Des États-Unis à l’Europe, en passant par le Royaume-Uni et d’autres régions, les Banques centrales manœuvrent avec leurs taux d’intérêt pour lutter contre l’inflation. Chacune y va de ses annonces mais la communication est-elle efficace ? Jean-Paul Betbèze explique pourquoi la donne a changé en la matière.
La politique monétaire est magique : elle manie un taux d’intérêt à très court terme, le commente pendant une heure et pense que les résultats attendus vont apparaître, non seulement sur plusieurs jours, mais sur plusieurs années ! Ainsi, le 14 septembre, Christine Lagarde, présidente de la BCE, monte ses taux de 25 points de base à 4,5% et annonce qu’elle va les maintenir pendant plusieurs mois, prévoyant que la hausse des prix atteindra 1,9% fin 2025.
Quelques heures après, Jerome Powell, à la Fed, annonce qu’il maintient ses taux à 5,5%, mais s’apprête à agir si l’inflation ne passe pas à 2%, alors qu’elle s’obstine à 3,7%. Le 20 septembre, la Banque d’Angleterre maintient ses taux à 5,25%, à 5 voix contre 4 qui souhaiteraient une hausse à 5,5%, l’inflation étant à 6,7%.
Moralité : en zone euro, les taux seraient proches de leur maximum, dans l’espoir que l’inflation reflue. Aux États-Unis, ils pourraient monter, alors que l’inflation est somme toute modeste, mais têtue. Au Royaume-Uni, ils devraient augmenter. Chaque fois, pour des raisons un peu différentes, c’est la même logique qui est en place : il faut agir sur les esprits pour faire en sorte que l’inflation reflue vers « 2% à moyen terme ».

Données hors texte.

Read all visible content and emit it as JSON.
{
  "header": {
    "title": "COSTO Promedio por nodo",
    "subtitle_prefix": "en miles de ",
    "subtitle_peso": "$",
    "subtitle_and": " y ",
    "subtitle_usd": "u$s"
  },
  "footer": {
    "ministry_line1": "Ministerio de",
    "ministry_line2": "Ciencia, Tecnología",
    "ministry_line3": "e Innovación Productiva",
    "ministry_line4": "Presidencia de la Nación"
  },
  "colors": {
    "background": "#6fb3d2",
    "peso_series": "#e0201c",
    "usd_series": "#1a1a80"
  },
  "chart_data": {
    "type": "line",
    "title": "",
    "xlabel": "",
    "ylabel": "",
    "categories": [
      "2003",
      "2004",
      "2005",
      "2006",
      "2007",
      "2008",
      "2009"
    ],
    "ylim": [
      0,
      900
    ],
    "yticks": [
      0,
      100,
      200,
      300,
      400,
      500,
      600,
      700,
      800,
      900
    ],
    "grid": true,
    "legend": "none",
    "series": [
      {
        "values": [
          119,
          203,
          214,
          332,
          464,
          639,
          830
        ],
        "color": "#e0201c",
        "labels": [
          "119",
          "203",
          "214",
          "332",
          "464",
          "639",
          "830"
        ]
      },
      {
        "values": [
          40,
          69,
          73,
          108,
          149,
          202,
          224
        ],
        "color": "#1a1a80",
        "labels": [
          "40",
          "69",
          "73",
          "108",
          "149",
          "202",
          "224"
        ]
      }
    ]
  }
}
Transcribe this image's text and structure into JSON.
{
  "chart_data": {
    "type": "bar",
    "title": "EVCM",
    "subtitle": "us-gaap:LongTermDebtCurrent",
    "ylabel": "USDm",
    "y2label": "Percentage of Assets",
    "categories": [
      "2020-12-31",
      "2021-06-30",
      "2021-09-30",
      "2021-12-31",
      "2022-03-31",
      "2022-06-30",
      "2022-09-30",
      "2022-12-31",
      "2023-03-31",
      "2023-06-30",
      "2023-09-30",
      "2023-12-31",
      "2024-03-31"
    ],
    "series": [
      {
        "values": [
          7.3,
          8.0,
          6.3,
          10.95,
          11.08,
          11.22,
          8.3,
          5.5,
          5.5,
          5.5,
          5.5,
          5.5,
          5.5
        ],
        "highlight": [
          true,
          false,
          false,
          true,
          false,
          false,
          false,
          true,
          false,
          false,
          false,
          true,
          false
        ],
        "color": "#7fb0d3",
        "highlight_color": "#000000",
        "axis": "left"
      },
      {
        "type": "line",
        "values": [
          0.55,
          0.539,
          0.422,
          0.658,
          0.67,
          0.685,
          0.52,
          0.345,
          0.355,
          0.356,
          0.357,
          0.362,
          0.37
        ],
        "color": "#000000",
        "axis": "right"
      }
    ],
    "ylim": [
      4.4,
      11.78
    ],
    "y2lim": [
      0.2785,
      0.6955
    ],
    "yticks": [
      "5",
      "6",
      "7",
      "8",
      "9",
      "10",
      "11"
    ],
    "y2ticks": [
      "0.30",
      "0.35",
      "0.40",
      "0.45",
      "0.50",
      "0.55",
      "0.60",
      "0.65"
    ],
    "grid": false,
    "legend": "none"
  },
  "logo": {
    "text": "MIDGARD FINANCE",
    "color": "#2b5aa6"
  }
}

Les Banques Centrales face aux limites de leur pouvoir
Toutes les politiques monétaires ont le même objectif, les mêmes outils et le même souci : convaincre. Dans les heures qui suivent la décision de la Banque Centrale, les marchés vont réagir par la bourse et les taux longs, encore quelques semaines et on aura le sentiment des entreprises et des banques, puis des consommateurs. La crédibilité est ce qu’il faut obtenir. On la mesure par l’écart entre les prévisions des marchés et des agents économiques sur l’inflation à moyen terme par rapport à 2% : le fameux ancrage des prix. Au-dessus de 2%, pire si l’écart se creuse, il y a péril en la demeure. La Banque Centrale doit remonter ses taux et répéter qu’elle le fera tant que l’ancre n’aura pas retrouvé les 2% souhaités. La crédibilité vient de l’obstination et de la répétition, avec des succès à obtenir bien sûr.

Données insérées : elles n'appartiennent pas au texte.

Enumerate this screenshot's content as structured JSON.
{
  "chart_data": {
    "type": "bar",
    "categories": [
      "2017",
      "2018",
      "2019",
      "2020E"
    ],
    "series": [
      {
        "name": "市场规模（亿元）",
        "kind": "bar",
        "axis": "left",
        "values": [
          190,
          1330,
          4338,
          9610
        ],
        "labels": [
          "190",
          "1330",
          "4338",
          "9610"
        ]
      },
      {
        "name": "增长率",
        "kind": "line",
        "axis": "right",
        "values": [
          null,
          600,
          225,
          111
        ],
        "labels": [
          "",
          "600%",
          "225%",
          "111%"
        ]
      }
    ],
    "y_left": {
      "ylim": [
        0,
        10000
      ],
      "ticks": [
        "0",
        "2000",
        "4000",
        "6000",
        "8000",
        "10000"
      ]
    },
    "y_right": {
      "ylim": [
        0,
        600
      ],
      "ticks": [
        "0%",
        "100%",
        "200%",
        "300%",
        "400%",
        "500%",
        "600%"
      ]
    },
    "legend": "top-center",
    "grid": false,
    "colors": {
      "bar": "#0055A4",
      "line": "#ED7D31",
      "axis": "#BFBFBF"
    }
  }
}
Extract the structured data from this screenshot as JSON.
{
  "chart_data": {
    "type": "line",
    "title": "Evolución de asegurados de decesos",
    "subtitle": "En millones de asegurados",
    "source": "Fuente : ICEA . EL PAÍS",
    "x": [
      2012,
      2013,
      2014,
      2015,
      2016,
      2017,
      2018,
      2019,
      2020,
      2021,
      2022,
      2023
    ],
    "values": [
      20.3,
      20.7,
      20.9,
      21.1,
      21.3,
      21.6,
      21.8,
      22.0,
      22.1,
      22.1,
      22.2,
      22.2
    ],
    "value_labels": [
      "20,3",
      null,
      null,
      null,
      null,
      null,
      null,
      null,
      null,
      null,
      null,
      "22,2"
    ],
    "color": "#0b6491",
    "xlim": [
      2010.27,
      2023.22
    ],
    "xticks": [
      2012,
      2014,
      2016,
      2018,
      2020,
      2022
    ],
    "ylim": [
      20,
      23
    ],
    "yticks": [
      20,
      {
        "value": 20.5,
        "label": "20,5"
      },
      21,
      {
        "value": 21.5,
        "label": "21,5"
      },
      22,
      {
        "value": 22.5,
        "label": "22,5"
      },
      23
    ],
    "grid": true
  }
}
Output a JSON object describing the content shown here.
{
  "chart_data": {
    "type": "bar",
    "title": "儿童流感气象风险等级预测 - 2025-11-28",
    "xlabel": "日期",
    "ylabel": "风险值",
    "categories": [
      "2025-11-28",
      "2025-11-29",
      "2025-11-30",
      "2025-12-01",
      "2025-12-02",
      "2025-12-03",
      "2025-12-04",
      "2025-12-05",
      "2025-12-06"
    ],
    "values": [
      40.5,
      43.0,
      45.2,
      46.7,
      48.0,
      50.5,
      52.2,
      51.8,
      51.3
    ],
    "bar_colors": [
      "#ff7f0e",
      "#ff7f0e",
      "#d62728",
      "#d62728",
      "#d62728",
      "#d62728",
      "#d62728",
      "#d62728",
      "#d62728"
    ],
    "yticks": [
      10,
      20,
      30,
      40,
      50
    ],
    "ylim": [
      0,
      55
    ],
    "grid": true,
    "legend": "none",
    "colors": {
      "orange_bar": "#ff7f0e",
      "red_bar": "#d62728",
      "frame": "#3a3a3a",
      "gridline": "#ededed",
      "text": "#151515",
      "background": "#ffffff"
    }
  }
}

De ce point de vue, les Banques Centrales ont vu les limites de leur pouvoir : le temps n’est plus de la « forward guidance », où il suffisait de dire aux marchés ce que ferait la Banque Centrale, les mettant dans la confidence. C’était le temps de la sortie de la « grande stagnation » où l’inflation ne menaçait pas (grâce à la Chine) et où il fallait monter ses taux doucement et constamment.

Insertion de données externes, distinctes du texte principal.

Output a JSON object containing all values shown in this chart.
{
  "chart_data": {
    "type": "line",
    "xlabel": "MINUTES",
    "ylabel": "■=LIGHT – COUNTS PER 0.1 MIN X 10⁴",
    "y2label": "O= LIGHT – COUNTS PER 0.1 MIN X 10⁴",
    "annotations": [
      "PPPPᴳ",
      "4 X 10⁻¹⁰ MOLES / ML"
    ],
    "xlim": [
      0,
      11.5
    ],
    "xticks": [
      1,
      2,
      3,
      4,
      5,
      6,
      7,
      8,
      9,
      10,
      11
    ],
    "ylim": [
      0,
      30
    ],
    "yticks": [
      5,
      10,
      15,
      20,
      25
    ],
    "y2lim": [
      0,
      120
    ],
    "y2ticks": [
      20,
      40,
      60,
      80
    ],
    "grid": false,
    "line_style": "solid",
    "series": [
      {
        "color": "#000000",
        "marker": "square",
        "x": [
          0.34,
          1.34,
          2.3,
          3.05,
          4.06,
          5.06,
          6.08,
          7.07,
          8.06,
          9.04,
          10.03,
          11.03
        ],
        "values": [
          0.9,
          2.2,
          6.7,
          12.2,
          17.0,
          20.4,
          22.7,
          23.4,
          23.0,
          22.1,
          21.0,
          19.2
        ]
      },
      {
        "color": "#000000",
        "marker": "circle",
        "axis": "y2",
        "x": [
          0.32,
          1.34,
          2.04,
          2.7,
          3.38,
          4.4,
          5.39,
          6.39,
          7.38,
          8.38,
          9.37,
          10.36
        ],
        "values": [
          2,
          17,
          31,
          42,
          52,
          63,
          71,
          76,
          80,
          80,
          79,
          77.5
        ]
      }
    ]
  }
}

Le temps n’est plus, non plus, du Covid, cette crise qui fait synchroniser les économies dans les menaces de déflation. Pour en sortir, il a fallu ouvrir les vannes du crédit, ce qui a réveillé l’inflation. Mais il s’agit d’une inflation nouvelle qui ne vient plus de l’immobilier comme en 2007 avec les subprimes et évidemment pas de l’industrie. Elle est alimentée au début par les marges que les entrepreneurs voulaient reconstruire et aujourd’hui par l’alimentation, les hausses de salaires dans les services et le pétrole. Elle est liée à la guerre, au pétrole et aux salaires dans nos économies servicielles à 80%. Il faut donc répéter en interne que la hausse des salaires et des prix est l’ennemi en se ménageant des marges de manœuvre, si le prix du baril continue d’augmenter.
La politique monétaire doit se créer un halo d’incertitudes. Elle dira chaque fois qu’elle dépend des données du moment pour ses décisions : elle est « state dependant ». Mais, en même temps, sans trop se soucier de se contredire, elle tentera d’esquisser des futurs, vieux souvenir de la « forward guidance ». Les politiques monétaires naviguent ainsi dans un milieu plus géopolitique que jamais avec le désir de baliser l’avenir, tout en se donnant des degrés de liberté pour naviguer au plus serré.
Ce n’est que dans les cas extrêmes que l’on peut dire « whatever it takes ». Mais il faut que la crise soit majeure et le banquier central fantastiquement crédible : nous n’y sommes pas.